New York City health officials now recommend offering antiretroviral (ARV) treatment to all city residents living with HIV, regardless of their CD4 cell counts, making it the second major city in the United States—after San Francisco—to bypass the more conservative federal HIV treatment guidelines.

According to a December 1 letter from the New York City Department of Health and Mental Hygiene, authored by commissioner Thomas Farley, MD, MPH, the recommendation is based on evidence that ARV treatment can improve the health of people living with HIV and that ARV therapy can prevent ongoing transmission of the virus.

“I am more optimistic than ever that we can really drive down rates of infection, and that we may ultimately see the end of this epidemic,” Farley said, according to a November 30 article in The New York Times.

New York City has long been the epicenter of HIV/AIDS in the United States. About 110,000 New Yorkers are living with HIV—almost three times the national average—and diseases associated with the virus are the third leading cause of death for New York City residents between ages 35 and 54.

In San Francisco, where more than 18,000 people are believed to be living with HIV, health officials made headlines in April 2010 when they began recommending ARV treatment immediately following diagnosis, regardless of whether or not patients’ CD4 counts met U.S. Department of Health and Human Services (DHHS) criteria for initiating therapy.

According the DHHS’s Guidelines for the Use of Antiretroviral Agents in HIV-1-Infected Adults and Adolescents, most recently updated in October 2011, ARV therapy is generally recommended once a person’s CD4 cell count falls below 500. Panelists were split on whether to recommend treatment even earlier, on account of strengths and weaknesses of the scientific data available.

Charles King, president of the NYC-based advocacy group Housing Works, told the Times that while he personally opted for ARV therapy right away, he believed that the science did not yet support a policy as aggressive as the one the NYC health department is espousing.

Indeed, King’s skepticism echoes controversy that followed the San Francisco recommendation in 2010.

Farley’s letter, along with a draft document further explaining the health department’s recommendation, however, suggests there is enough evidence to support treatment for both individual and public health gains.

“Evidence indicates that [ARV therapy] benefits the health of persons with early HIV infection,” Farley writes. “One large, observational study demonstrated that patients who initiate [ARV therapy] when CD4 counts are higher than 500 cells/mm3 live longer than those who do not, and that untreated HIV infection may lead to a number of non-AIDS-defining illnesses.”

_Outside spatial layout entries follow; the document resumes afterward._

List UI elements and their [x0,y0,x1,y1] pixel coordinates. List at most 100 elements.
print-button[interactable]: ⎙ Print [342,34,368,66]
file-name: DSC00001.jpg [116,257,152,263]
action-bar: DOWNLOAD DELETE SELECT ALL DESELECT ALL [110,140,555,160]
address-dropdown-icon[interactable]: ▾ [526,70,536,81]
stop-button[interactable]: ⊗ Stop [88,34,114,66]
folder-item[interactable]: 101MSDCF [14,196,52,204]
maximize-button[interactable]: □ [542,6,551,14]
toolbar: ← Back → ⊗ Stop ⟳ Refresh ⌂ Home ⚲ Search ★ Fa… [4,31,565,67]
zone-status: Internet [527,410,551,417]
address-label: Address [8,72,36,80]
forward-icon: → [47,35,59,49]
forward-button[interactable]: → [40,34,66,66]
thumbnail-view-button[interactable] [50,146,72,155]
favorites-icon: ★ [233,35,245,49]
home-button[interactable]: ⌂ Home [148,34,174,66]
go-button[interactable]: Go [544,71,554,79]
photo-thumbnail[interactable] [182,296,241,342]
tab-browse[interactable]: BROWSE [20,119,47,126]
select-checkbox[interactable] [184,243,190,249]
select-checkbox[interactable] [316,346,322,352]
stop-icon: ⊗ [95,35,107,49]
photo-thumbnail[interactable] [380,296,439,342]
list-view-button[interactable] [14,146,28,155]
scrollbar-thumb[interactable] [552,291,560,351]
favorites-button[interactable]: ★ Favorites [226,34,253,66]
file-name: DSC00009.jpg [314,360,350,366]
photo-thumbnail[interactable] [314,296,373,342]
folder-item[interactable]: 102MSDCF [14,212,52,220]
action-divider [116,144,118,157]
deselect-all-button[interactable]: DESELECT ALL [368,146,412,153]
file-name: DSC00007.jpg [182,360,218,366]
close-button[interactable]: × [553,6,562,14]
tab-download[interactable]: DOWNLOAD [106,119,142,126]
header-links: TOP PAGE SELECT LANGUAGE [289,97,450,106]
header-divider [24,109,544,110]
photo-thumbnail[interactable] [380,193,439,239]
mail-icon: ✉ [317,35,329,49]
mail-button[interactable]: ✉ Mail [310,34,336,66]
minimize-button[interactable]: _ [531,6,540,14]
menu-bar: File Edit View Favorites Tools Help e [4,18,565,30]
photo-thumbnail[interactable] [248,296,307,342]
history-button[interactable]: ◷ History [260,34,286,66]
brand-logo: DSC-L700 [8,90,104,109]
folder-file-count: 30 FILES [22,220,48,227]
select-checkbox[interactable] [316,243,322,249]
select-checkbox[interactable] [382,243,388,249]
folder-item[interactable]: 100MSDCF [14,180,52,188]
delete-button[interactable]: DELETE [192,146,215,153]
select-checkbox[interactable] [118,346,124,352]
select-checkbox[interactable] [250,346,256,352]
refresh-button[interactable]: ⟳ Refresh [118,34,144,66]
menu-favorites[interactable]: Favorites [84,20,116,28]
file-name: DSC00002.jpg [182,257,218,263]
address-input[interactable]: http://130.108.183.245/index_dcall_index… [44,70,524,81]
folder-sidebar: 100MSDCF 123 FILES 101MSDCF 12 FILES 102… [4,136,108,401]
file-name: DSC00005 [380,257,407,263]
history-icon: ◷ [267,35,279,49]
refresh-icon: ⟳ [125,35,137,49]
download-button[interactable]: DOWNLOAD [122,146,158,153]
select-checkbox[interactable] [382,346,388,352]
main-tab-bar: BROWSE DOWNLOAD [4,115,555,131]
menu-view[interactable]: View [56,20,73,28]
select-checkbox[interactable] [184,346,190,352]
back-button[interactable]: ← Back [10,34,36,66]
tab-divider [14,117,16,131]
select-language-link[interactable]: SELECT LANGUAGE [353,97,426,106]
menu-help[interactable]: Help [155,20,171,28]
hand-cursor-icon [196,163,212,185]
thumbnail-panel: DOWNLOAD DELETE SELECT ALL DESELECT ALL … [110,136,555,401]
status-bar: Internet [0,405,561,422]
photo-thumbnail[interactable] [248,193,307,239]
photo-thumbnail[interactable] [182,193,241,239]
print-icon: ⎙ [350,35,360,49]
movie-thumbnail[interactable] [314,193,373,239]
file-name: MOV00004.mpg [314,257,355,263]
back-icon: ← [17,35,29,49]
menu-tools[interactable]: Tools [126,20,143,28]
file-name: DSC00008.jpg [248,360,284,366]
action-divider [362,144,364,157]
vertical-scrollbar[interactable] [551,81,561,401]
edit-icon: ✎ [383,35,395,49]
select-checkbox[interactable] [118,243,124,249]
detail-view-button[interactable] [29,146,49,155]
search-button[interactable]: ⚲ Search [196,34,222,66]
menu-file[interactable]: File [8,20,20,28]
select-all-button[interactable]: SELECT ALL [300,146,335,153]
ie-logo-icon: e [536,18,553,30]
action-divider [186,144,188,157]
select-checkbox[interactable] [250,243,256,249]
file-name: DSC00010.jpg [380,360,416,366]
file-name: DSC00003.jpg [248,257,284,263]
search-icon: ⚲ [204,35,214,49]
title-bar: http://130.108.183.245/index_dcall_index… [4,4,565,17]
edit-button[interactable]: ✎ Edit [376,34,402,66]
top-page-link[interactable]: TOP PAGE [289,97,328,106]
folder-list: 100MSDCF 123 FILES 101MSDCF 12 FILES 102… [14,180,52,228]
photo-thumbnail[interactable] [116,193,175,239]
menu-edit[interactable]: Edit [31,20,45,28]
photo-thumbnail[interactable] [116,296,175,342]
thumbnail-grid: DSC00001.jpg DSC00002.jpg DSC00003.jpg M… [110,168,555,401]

Farley points to the San Francisco Department of Public Health recommendations as supportive and also suggests that the DHHS’s split pertaining to an early treatment recommendation is indicative of growing evidence in favor of this approach.

As for the public health benefits of immediate treatment initiation, Farley noted the results of HIV Prevention Trials Network study 052 (HPTN 052), which found that treating HIV-positive people with ARV drugs reduced the risk of transmitting the virus to HIV-negative partners by 96 percent, at least among heterosexual couples. “This study confirms the large body of evidence from observational studies, statistical models and mother-to-child transmission trials showing that [ARV therapy] can prevent new HIV infections from occurring.”

One particular concern surrounding recommendations for early/immediate treatment involves the possibility of increased drug resistance, particularly if people living with HIV are put onto therapy before they’re ready or prepared to adhere to strict dosing requirements. The supporting documentation for the NYC health department, however, suggests this shouldn’t be an overarching worry.

“Although there is concern about resistance,” the document states, “the incidence and prevalence of HIV drug resistance is stable or decreasing in countries, such as the United States and Canada, where optimal treatment is readily available, [ARV therapy] use is tailored to the results of resistance testing, and treatment is closely monitored with frequent viral load measurements.

“Expanding [ARV therapy] in this context,” the health department concludes, “is not expected to substantially change [the prevalence of drug resistance].”

As for cost, the health department anticipates that immediate treatment will be supporting by private health insurance and, for uninsured or underinsured individuals, by the New York AIDS Drug Assistance Program (ADAP). “It is also expected that expanded [ARV therapy] will be a cost-effective intervention for people living with HIV/AIDS in New York. Although this expansion will result in the increased cost of more people receiving [ARV therapy], these medication costs should be offset by fewer hospitalizations and less HIV transmission.”

Health department officials note, however, that its recommendations may not necessarily be for all people living with HIV, nor are they a requirement. According to another accompanying document intended specifically for HIV-positive residents of New York, the agency notes: “If you are not ready to make the commitment to take [ARV therapy], including taking the correct dose at the correct time exactly as prescribed,” treatment should be delayed. “Discuss any concerns you may have with your health care provider. The final decision of when to start treatment is up to you.”